Maintenant on construit des baraques en planches, la place Littré en est déjà couverte, c’est tout ce qu’il y a de plus moche ; on en mettra parait-il plein le carré Valhubert. En attendant, la librairie Lasseron est installée chez Parent bijoutier, Legras pharmacien est dans le couloir de la Poissonnerie, Lechat épicier est où était autrefois Madame Pautrel, Héon pharmacien au syndicat d’initiative. La pharmacie Centrale est montée garage Thorel, Roblin dentiste a son cabinet en face, ancienne maison Desfeux, Madame Picot-Gauchet est dans un petit coin des magasins Dodier et habite chez les demoiselles Chemin ; le Chat Noir est ancienne maison Cheminais-Duteil, Voisin tailleur occupe quatre places, il habite boulevard de l’Est, il a un magasin chez Tabur, un autre chez Vincent-Lizée et l’Atelier, rue d’Auditoire et bien d’autres qu’il serait trop long de vous énumérer.
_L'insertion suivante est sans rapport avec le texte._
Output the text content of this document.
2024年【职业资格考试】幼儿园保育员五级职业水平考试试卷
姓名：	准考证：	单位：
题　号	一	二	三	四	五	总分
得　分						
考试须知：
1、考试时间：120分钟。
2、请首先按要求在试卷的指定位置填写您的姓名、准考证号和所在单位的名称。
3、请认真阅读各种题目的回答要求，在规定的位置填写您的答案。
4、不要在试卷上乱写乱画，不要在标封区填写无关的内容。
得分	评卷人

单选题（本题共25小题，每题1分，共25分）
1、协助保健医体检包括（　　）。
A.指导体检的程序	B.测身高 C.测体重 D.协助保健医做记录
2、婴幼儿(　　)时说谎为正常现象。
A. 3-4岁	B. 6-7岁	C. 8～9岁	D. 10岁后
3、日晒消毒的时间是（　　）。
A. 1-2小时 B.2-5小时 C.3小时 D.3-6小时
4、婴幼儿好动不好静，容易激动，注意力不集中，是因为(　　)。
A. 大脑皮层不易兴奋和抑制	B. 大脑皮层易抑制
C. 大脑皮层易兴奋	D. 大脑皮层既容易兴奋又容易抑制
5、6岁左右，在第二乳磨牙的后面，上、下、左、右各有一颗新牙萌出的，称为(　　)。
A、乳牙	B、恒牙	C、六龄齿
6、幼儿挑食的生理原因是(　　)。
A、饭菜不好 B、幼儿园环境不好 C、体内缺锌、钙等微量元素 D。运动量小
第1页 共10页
Et maintenant braves gens, je vous souhaite du courage et de la patience pour lire tout ce débit, car ce n’est plus une lettre c’est un cahier. Mais j’ai voulu essayer de vous faire comprendre un peu la situation. Pour mieux comprendre il faut voir, je pense que ce n’est pas l’envie qui vous manque et j’espère bien avoir le bonheur de voir tous cette année. Sept ans c’est long, et les grandes fillettes que je vois sont maintenant des jeunes filles à marier, et le petit André qui est déjà bachelier, toutes mes félicitations, je vois que tout le monde travaille bien. Aussi vous méritez de bonnes vacances. Les passerez-vous cette année en Normandie ? Je le désire de tout cœur… Enfin je termine en vous renouvelant mes souhaits les plus sincères de bonne et heureuse année et de parfaite santé, et vous embrasse tous bien affectueusement. Je n’ai pas encore reçu de nouvelles de l’abbé Dubois ; il doit avoir bien du travail maintenant qu’il fait l’office de doyen de Lessay. Il a bien des ruines à reconstruire aussi. Maurice me demandait une longue lettre ! Eh bien, je crois que ça peut compter, c’est le journal 44-45.